Make your peace now, because Pitt just doomed you
By Gregg Doyel | CBSSports.com National Columnist Follow GreggEast Regional
DAYTON, Ohio -- Your bracket is screwed. Yes, you. Because you picked Pittsburgh to win the East Regional, and maybe even to beat someone in the Final Four. Hell, maybe you got really ambitious and picked the Panthers, who did after all look so dominant in the almighty Big East this season, to win the whole 2009 NCAA tournament.
Well, you're screwed. Your bracket is screwed. Because this Pittsburgh team was lucky to beat 16th-seeded East Tennessee State in the first round on Friday. Pittsburgh won 72-62, but the margin was that comfortable only in the final seconds. It was a one-possession game in the final 2½ minutes, and if ETSU could shoot at all -- a weakness I highlighted Thursday after watching its dreadful shooting in practice -- the Bucs would have beaten Pittsburgh.
By 20.
Pittsburgh was that bad Friday, which means your bracket is that screwed. Don't be mad at me. Be mad at Pittsburgh, which was constructed by Jamie Scheyer-Face, er, Jamie Dixon, who coached Friday with more intensity than any of his players showed. Or any two of his players showed. Or any five of them.
Dixon wanted this game.
His players wanted this game over.
East Tennessee State shot 30.7 percent from the floor (23-for-75), and was just 4-for-22 on 3-pointers (18.2 percent), and even missed half its 24 free throw attempts.
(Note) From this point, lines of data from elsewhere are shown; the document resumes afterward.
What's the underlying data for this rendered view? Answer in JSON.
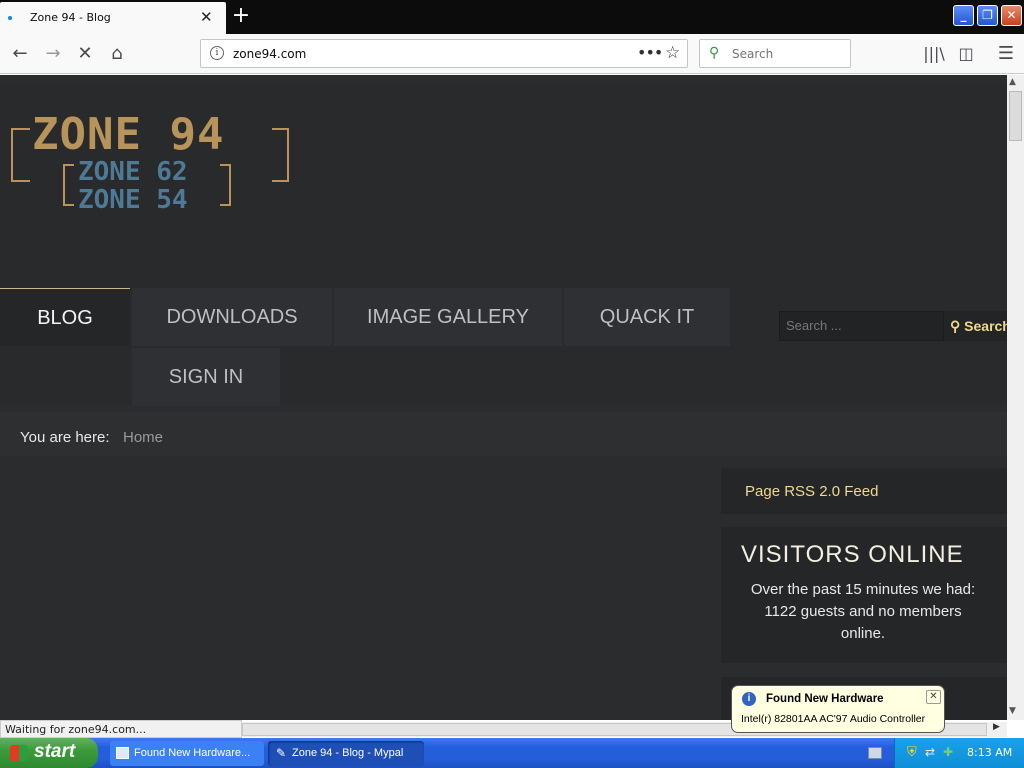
{
  "browser": {
    "tab_title": "Zone 94 - Blog",
    "url": "zone94.com",
    "search_placeholder": "Search",
    "status_text": "Waiting for zone94.com..."
  },
  "site": {
    "logo_main": "ZONE 94",
    "logo_sub1": "ZONE 62",
    "logo_sub2": "ZONE 54",
    "nav": [
      {
        "label": "BLOG",
        "active": true
      },
      {
        "label": "DOWNLOADS"
      },
      {
        "label": "IMAGE GALLERY"
      },
      {
        "label": "QUACK IT"
      },
      {
        "label": "SIGN IN"
      }
    ],
    "search_placeholder": "Search ...",
    "search_button": "Search",
    "breadcrumb_label": "You are here:",
    "breadcrumb_home": "Home",
    "rss_link": "Page RSS 2.0 Feed",
    "visitors_title": "VISITORS ONLINE",
    "visitors_text": "Over the past 15 minutes we had: 1122 guests and no members online."
  },
  "taskbar": {
    "start_label": "start",
    "items": [
      {
        "label": "Found New Hardware..."
      },
      {
        "label": "Zone 94 - Blog - Mypal"
      }
    ],
    "clock": "8:13 AM"
  },
  "notification": {
    "title": "Found New Hardware",
    "body": "Intel(r) 82801AA AC'97 Audio Controller"
  },
  "colors": {
    "page_bg": "#2b2c2e",
    "logo_gold": "#b8935a",
    "logo_blue": "#4e7a97",
    "accent_yellow": "#f0d98c",
    "taskbar_blue": "#245edb"
  }
}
And was in the game until the final minute.
Pittsburgh, minus DeJuan Blair, was terrible. Blair had 27 points and 16 rebounds. And three assists. And two steals. And no turnovers. He was fabulous. It's hard to say he was All-American good, because East Tennessee State is lousy on the interior, but Blair was the best player on the floor Friday by a large margin.
Nobody else for Pittsburgh was terribly good. Or any good. Sam Young, the Panthers' other leading All-America candidate, had 14 points and 13 rebounds -- and if you think that means he had a good game, then you must not have watched it. Because he wasn't 14-and-13 good. He grabbed 13 rebounds, all of them on the defensive end, because somebody had to grab them. East Tennessee State missed 52 field goals and 12 free throws, a total of 64 missed shots. That's a lot of defensive rebounds. And although the Panthers are bigger and burlier and more battle-tested after playing in the hallowed Big East, they allowed the smaller, skinnier, lesser Bucs to grab 20 offensive rebounds.
|
|
| Levance Fields didn't bring his 'A' effort to Dayton. (US Presswire) |
Fields was a disaster. He never got to the foul line. He never stole the ball. That kind of inactivity is shocking for a point guard in 36 minutes of game time, though after watching Fields up close and personal -- and seeing how heavy he is -- I can't say I'm surprised by his inactivity. Look, in the interest of consistency, I must use the same word today to describe Fields that I used yesterday to describe Oklahoma State point guard Byron Eaton. And that word is "porker."
In addition to his hustle stats, or his lack thereof -- including one rebound in 36 minutes of a game featuring 101 missed shots by both teams -- Fields missed all five of his 3-pointers. That includes a sinfully bad one with 1:48 remaining and the Panthers leading 64-59. On that possession Fields held the ball for 30 of the 35 seconds on the shot clock, then hoisted a 25-footer that had no chance.
And he's a senior making his 97th career start.
Anyway, it wasn't just Fields. It was Young and the rest of the Pittsburgh supporting cast behind Blair, who had to be a one-man gang to get his team past the 16th-seeded Bucs.
Scary.
Well, scary for you. I'm not scared. I have Pittsburgh losing in the Elite Eight to Villanova. Not that Villanova looked all that good in its first-round game against American. But Villanova was pushed by a team that shot 43.5 percent from the floor and made 10 3-pointers.
Pittsburgh was pushed by a team that wasn't pushing in the first place.
Your bracket is screwed. So is mine, since I've got the Panthers in the Elite Eight. That'll never happen.
And based on the early returns from this tournament, on the close calls and the losses, how good was the Big East this season, anyway?